Among the patients, rituximab was started at a median age of 48, when these individuals had lived with neurosarcoidosis for a median of 27 months, or slightly longer than two years. The median treatment duration was 19 months, or about 1.5 years, and most patients tolerated it well.

Most people were also receiving other immunosuppressive treatments, including corticosteroids, methotrexate, or mycophenolate. While corticosteroids are commonly used for treating sarcoidosis, their long-term use is associated with serious side effects, and the goal is to always taper off these medications, without the disease returning.

Overall, the patients were followed for a median of 41 months, or slightly longer than three years. Five (26.3%) responded to rituximab. Among them, four showed clinical improvement — three with partial improvement and one with complete resolution on MRI scans — while one remained stable with no inflammation visible on MRI.

The treatment failed in the remaining 14 patients (73.7%) mainly due to relapse (85.7%) or an inability to reduce their dosage of the corticosteroid prednisone below 10 mg/day (14.3%). Most relapses occurred within six months of the last rituximab dose, even in people with confirmed B-cell depletion.
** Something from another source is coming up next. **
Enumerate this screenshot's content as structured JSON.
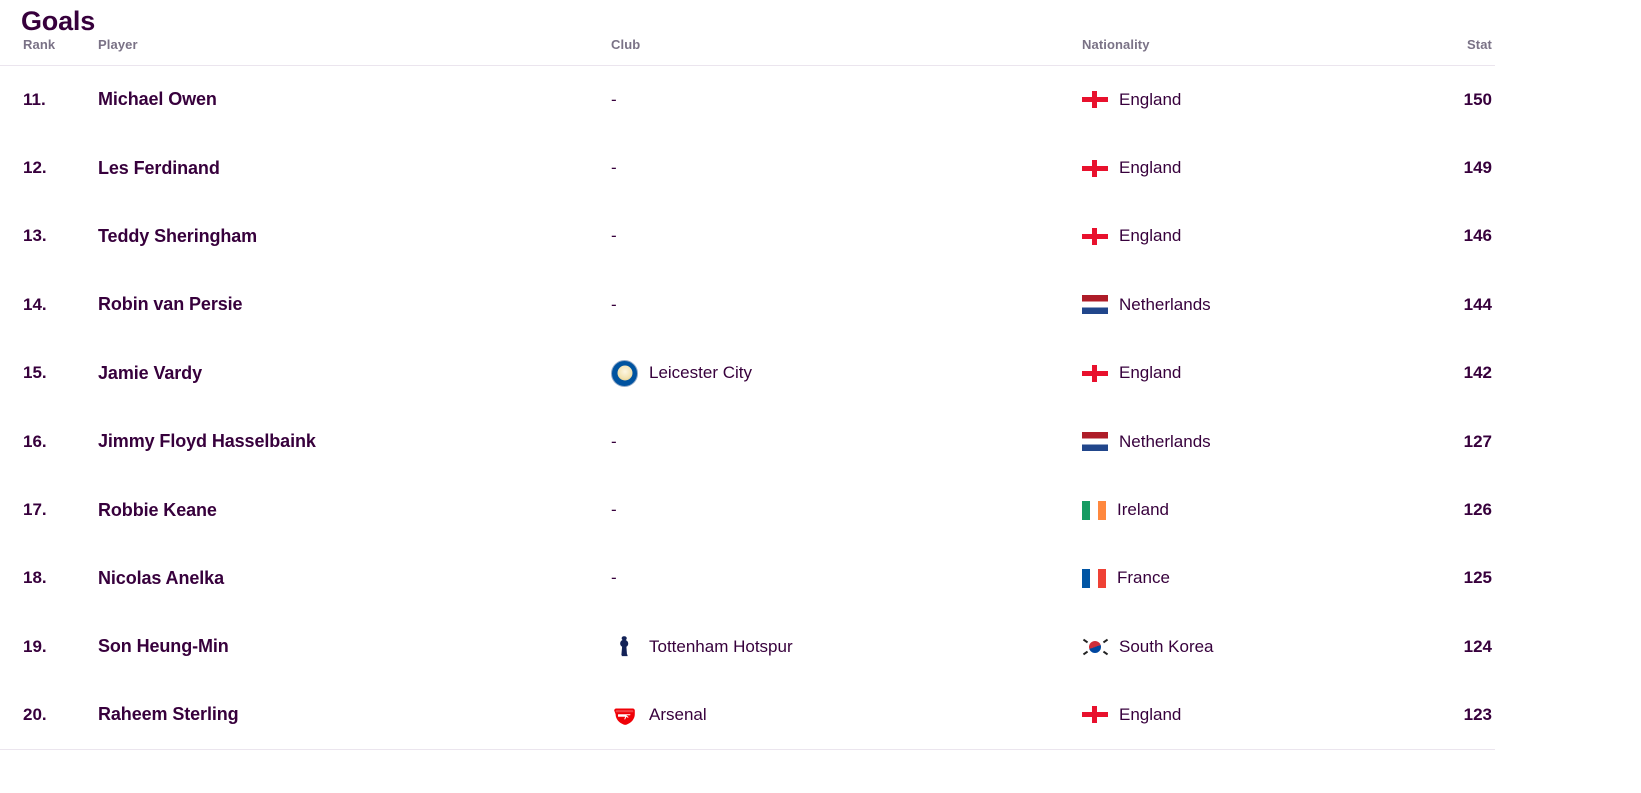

Most responders (80%) had disease involvement limited to multiple cranial nerves, particularly the optic nerve, which relays signs between the eyes and the brain. At least one of four other cranial nerves was also affected in these patients. All but one of the responders also had sarcoidosis affecting other organs.

[Given these findings,] rituximab … retains its place in the hierarchy of neurosarcoidosis treatment as one potential option for those with disease [resistant] to medications that are more routinely effective.

In contrast, nonresponders typically had more extensive disease involving both brain and spinal cord tissue, meninges, and cranial nerves, most commonly the optic nerve. Two nonresponders developed stroke-like symptoms due to blood vessel inflammation.

All but one responder had received rituximab as a third-line or later therapy. The remaining patient responded to rituximab as a first-line treatment combined with mycophenolate.

Three responders tapered off prednisone entirely, and two continued on low doses. One responder died following a relapse that occurred nine months after discontinuing rituximab. No deaths were reported among nonresponders during the study period.

These findings showed that, although rituximab treatment failed to benefit most patients, it did help a small subset, notably those with damage to multiple cranial nerves, and especially involving the optic nerves. For these patients, benefits were seen “even after failure to respond to other highly-effective medications,” the researchers wrote.

Given these findings, “rituximab … retains its place in the hierarchy of neurosarcoidosis treatment as one potential option for those with disease [resistant] to medications that are more routinely effective,” the researchers concluded.